Il museo si trova all’interno dell’ex convento dei Padri Domenicani. L’importante complesso architettonico ha avuto nei secoli diverse destinazioni che lo hanno progressivamente trasformato in collegio, sedi di uffici e scuole fino all’abbandono alla fine del XX secolo e al recupero attuale.
Il museo attualmente consta solo della prima sezione dedicata al collezionismo antiquario e alla nascita del museo pubblico. Le successive sezioni, incentrate su Fermo in età protostorica e romana, saranno aperte nel corso del 2024 e del 2025. L’ingresso al museo consente l’accesso ai sotterranei medievali e alle imponenti Cisterne Romane.

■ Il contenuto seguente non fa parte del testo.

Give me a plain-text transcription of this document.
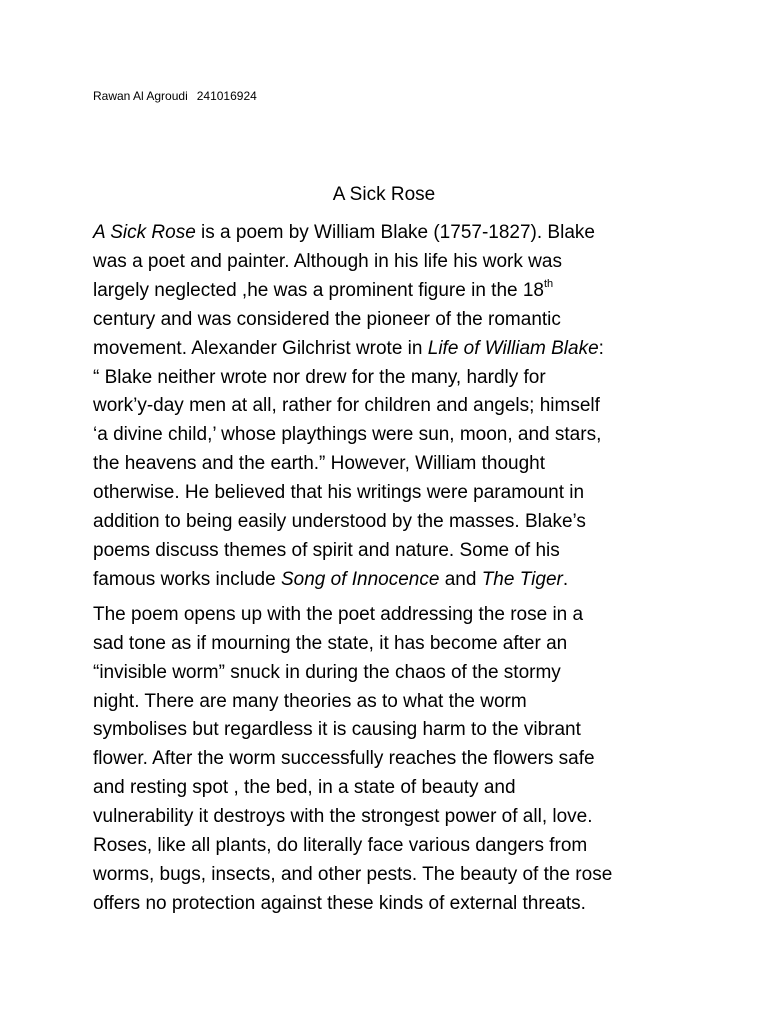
Rawan Al Agroudi 241016924
A Sick Rose

A Sick Rose is a poem by William Blake (1757-1827). Blake
was a poet and painter. Although in his life his work was
largely neglected ,he was a prominent figure in the 18th
century and was considered the pioneer of the romantic
movement. Alexander Gilchrist wrote in Life of William Blake:
“ Blake neither wrote nor drew for the many, hardly for
work’y-day men at all, rather for children and angels; himself
‘a divine child,’ whose playthings were sun, moon, and stars,
the heavens and the earth.” However, William thought
otherwise. He believed that his writings were paramount in
addition to being easily understood by the masses. Blake’s
poems discuss themes of spirit and nature. Some of his
famous works include Song of Innocence and The Tiger.

The poem opens up with the poet addressing the rose in a
sad tone as if mourning the state, it has become after an
“invisible worm” snuck in during the chaos of the stormy
night. There are many theories as to what the worm
symbolises but regardless it is causing harm to the vibrant
flower. After the worm successfully reaches the flowers safe
and resting spot , the bed, in a state of beauty and
vulnerability it destroys with the strongest power of all, love.
Roses, like all plants, do literally face various dangers from
worms, bugs, insects, and other pests. The beauty of the rose
offers no protection against these kinds of external threats.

Il percorso espositivo ricostruisce la storia della formazione della collezione archeologica comunale, all’origine della quale c’è la passione per l’archeologia dei fratelli Gaetano e Raffaele De Minicis. I due fratelli, nella prima metà del XIX secolo, raccolsero nella loro abitazione una ricchissima collezione di oggetti antichi, frutto di scavi e acquisti, di natura principalmente archeologica ed epigrafica inerente il Fermano. Nel museo è proposta una ricostruzione degli ambienti di casa De Minicis, già all’epoca aperta al pubblico, dove iscrizioni e sculture antiche si affiancavano a dipinti; un museo, il loro, definito uberrimus da Theodor Mommsen, e che contemplava dagli anelloni piceni e urne cinerarie etrusche, di provenienza ignota, alla stele funeraria in marmo con raffigurazione di bambino e cane da Monteleone di Fermo. Alla morte di Gaetano De Minicis, avvenuta nel 1871, il nipote Pietropaolo vendette la collezione e molti reperti confluirono in ambito privato e in musei (Louvre) ma una parte consistente, fortunatamente acquistata dal Comune di Fermo, costituì, in sostanza, il primo nucleo del museo archeologico di Fermo cui si aggiunsero, nel 1888, alcuni importanti reperti della collezione privata dell’architetto Carducci.